To accelerate the adoption of the technology, key decision makers in Washington need to be focused on the trucking industry first.
“We are the test bed, the innovators, and the ones to get this done,” he said.
Displacement of drivers is still decades away, he believes, and such a scenario would require every vehicle on the road to have full Level 5 autonomy. Near term, Speer said that driver assist technology will help eliminate congestion and enable fleets to pay drivers more and move more freight.
One item on Trump’s agenda that concerns Speer is renegotiating the North America Free Trade Agreement.
“I am really trying to understand this president and where we are heading,” said Spear. “There is no issue more important than trade.”
He noted that trade and trucking are synonymous with 76 percent of NAFTA surface freight and 83 percent of cross-border traffic moved by truck.

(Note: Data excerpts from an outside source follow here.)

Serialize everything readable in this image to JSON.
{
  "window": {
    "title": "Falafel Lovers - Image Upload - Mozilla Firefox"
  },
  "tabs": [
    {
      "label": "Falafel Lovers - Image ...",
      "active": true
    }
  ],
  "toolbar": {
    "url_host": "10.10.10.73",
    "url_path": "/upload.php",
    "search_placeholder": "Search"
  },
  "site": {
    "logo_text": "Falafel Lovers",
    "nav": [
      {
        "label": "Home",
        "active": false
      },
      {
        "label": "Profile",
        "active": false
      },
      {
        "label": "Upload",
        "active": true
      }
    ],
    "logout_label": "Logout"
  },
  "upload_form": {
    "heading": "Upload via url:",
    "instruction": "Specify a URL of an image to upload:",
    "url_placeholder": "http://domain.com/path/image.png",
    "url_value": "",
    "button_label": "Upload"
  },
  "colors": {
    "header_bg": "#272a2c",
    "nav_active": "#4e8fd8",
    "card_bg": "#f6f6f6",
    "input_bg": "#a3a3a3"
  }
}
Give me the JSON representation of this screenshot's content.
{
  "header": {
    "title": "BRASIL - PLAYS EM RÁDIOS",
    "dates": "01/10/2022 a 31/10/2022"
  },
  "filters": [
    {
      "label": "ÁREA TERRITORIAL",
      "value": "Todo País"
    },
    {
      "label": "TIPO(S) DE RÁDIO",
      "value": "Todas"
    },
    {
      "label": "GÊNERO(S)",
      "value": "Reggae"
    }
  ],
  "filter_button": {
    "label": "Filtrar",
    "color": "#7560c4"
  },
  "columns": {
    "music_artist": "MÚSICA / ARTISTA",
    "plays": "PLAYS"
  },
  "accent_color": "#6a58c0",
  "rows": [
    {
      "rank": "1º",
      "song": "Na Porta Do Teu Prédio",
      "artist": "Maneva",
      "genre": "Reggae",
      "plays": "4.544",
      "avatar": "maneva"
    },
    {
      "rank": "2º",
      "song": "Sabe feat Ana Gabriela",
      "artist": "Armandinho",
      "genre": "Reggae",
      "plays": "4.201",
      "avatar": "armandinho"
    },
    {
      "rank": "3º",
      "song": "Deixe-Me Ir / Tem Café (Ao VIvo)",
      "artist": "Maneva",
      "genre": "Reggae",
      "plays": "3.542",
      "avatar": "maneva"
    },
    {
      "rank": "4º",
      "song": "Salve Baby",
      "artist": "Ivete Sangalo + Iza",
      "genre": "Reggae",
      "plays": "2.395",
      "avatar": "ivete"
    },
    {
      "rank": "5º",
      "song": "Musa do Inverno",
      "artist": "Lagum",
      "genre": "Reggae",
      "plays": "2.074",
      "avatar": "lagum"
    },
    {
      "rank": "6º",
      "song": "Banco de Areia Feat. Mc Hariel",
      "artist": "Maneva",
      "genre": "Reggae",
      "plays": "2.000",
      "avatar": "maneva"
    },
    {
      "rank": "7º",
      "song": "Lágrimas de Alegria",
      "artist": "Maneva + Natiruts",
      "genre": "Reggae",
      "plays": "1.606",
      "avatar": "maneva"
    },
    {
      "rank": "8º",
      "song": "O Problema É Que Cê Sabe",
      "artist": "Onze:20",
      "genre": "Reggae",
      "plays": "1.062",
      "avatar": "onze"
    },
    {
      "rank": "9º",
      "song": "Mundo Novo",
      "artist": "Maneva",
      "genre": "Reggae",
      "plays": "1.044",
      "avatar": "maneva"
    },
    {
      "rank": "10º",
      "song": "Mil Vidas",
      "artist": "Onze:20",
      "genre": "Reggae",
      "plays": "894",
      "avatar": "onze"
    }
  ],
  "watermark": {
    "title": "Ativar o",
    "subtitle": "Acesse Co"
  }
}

“Even the slightest change could have mammoth implications. We all believe in free and fair trade, but we need to be very, very careful to not unravel something that will have dire consequences on trucking and American economy.”
Spear concluded his talk by mentioning ATA’s lobbying efforts. Every week that the Congress is in session, ATA has chief executives from member motor carriers in four different states come to Washington and meet with their House and Senate members.
“I guarantee that will work the needle,” he said. “We are always in front of them.”